Salad days and sticking to new calorie guidelines

Eat healthy. Opt for a bowl of salad instead. PHOTO: VERDE KITCHEN

LONDON (THE GUARDIAN) - Public Health England's new calorie guidelines - 400kcal for breakfast, 600kcal each for lunch and dinner - put me right off my 474kcal bowl of muesli this morning. Especially when I found out I could have had a butter croissant, which has a mere 309kcal.

Dr Frankie Phillips, a dietitian and spokeswoman for the British Dietetic Association, cautions against going too far down this road. "Having some guidance is useful, but calorie content isn't the whole story - you could easily stay within the limits and have a lot of crisps, chocolates and fizzy drinks, and miss out on essential nutrients.
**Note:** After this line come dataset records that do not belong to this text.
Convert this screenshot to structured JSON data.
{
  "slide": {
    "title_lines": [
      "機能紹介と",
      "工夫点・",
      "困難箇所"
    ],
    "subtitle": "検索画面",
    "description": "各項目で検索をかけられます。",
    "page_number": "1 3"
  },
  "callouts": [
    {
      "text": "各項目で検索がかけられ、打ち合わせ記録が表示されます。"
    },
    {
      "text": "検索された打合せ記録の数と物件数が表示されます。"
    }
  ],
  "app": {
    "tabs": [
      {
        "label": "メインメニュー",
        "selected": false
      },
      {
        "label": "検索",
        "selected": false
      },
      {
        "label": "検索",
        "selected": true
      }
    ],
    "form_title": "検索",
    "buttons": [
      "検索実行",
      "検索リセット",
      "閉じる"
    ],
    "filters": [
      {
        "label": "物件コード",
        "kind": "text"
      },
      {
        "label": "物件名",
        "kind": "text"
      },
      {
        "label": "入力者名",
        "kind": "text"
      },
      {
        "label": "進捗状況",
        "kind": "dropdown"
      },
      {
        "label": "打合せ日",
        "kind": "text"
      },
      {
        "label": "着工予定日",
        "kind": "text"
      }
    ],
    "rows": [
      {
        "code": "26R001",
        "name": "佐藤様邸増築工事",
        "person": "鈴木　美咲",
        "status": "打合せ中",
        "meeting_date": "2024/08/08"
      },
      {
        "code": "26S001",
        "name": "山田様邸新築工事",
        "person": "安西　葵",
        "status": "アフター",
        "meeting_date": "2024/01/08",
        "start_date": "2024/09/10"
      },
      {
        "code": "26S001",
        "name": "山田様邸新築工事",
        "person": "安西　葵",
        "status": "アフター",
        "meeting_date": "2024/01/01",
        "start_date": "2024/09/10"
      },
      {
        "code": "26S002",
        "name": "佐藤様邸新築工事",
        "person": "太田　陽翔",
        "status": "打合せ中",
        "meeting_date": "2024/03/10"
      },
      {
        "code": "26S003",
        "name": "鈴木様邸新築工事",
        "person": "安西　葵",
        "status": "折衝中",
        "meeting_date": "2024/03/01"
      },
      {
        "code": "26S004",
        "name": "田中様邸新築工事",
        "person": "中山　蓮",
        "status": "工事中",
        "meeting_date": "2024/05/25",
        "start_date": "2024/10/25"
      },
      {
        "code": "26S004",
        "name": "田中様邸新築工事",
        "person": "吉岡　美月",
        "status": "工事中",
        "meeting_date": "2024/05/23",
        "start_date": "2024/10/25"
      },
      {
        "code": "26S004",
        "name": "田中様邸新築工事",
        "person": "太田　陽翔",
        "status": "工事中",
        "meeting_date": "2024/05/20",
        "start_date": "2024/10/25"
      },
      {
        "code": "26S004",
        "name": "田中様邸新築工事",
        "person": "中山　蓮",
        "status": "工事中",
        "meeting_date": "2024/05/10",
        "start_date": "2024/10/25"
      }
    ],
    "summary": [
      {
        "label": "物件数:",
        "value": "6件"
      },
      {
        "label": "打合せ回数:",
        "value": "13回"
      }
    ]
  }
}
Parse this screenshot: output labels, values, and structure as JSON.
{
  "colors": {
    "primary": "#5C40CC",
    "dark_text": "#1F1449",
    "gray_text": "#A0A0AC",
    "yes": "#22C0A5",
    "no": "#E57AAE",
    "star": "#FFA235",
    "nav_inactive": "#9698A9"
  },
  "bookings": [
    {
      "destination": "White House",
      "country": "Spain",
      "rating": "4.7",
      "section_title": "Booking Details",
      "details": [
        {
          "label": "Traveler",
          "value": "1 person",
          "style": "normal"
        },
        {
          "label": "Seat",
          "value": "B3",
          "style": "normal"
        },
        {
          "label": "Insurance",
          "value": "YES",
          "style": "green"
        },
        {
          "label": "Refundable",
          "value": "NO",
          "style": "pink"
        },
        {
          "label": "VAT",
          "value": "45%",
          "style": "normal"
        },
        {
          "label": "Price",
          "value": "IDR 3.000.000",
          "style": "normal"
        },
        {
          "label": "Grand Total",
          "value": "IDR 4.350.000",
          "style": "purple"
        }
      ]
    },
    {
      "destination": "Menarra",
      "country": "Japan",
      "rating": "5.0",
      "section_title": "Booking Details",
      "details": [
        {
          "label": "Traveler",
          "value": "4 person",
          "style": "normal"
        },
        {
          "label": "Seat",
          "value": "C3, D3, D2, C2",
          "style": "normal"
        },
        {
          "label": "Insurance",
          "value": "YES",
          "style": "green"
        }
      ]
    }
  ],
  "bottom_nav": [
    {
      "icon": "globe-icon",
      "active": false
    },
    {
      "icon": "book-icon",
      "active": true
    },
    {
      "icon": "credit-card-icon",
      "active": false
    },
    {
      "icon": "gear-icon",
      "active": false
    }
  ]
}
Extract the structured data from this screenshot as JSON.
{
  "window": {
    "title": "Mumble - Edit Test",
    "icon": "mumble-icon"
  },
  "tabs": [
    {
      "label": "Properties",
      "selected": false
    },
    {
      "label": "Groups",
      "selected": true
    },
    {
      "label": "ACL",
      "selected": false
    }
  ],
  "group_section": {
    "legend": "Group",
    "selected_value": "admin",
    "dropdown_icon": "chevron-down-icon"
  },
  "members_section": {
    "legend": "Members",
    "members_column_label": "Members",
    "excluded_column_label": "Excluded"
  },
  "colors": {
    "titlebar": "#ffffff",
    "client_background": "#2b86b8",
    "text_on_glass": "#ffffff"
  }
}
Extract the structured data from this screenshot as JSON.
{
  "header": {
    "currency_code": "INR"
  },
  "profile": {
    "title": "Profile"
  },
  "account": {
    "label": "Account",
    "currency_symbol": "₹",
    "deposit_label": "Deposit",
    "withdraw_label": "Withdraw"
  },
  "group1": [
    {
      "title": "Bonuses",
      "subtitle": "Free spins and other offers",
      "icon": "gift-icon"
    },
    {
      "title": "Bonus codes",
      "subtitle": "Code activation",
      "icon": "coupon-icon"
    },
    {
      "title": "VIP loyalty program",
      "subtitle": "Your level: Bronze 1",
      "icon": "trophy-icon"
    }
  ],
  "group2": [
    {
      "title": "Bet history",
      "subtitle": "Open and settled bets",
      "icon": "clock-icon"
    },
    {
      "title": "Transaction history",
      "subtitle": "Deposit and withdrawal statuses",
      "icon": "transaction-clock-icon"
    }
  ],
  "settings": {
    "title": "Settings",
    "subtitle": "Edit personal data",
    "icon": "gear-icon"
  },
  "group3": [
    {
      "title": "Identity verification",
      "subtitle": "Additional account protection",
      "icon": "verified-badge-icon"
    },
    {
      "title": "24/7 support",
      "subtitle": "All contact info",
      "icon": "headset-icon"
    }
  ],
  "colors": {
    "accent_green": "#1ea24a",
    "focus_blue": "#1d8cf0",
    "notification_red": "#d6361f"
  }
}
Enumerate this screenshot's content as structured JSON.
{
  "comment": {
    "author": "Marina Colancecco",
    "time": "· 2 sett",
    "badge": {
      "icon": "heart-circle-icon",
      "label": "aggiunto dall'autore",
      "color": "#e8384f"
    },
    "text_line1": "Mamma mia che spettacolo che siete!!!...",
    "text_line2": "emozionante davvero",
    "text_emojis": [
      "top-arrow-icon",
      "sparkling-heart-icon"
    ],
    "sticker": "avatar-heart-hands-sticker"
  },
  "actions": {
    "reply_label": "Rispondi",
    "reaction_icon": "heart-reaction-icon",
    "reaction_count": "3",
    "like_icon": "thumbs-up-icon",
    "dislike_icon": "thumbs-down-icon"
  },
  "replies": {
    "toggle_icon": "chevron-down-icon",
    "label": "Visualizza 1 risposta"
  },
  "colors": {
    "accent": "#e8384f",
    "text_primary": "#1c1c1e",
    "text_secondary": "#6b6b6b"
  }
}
We need to make sure those aren't empty calories."

She recommends filling up with high-fibre foods and making sure that vegetables are a key player, "not just a condiment". As someone who regularly eats as much leafy green stuff and roasted veg as I can physically fit in on a fast day as part of the 5:2 diet, I can confirm vegetables do indeed fill you up surprisingly well.

Investing in smaller plates will also help those struggling with serving sizes: one survey found they cut calorie intake by as much as nine per cent, simply by making portions look bigger.

The small meal sizes leave some slack in our recommended daily calorie intake for snacks and drinks - another 400 for women and 900 for men. So what does a day following these guidelines look like?

Breakfast

You could start with an apple, a pot of Greek yoghurt and a spoonful of honey (336kcal), or even a Greggs bacon roll, which comes in at a svelte 337kcal. Breakfast, then, as long as you avoid buckets of milky latte (200kcal for a medium Costa cup) is simple enough.

Lunch

Lunch is even easier for the three-quarters of British workers who buy it: most shops display calorie counts to shame you into replacing that cheese and ham sub (534kcal at Tesco) with a Healthy Living tuna and cucumber sandwich (268kcal), leaving you plenty of room for an orange (62kcal) and even a bag of cheese and onion crisps (169kcal). Nutritionally, however, you would be better off going for a big salad (Waitrose's tuna nicoise is 297kcal) or a chunky soup: Sainsbury's chicken and vegetable broth is only 119kcal a serving, although I would be tempted to finish the whole pot.

Dinner

As for dinner at home, a portion of Marks &Spencer lasagne exceeds the 600kcal guidelines, but you could make your own from the recipe on BBC Good Food website at 580kcal. Or, if you have already squandered your snack allowance, you would be well advised to try their spring vegetable noodles (339kcal) if you fancy a glass of wine (160kcal), let alone a square of dark chocolate (17kcal). Frankly, after a hard day peering at labels, you may need both.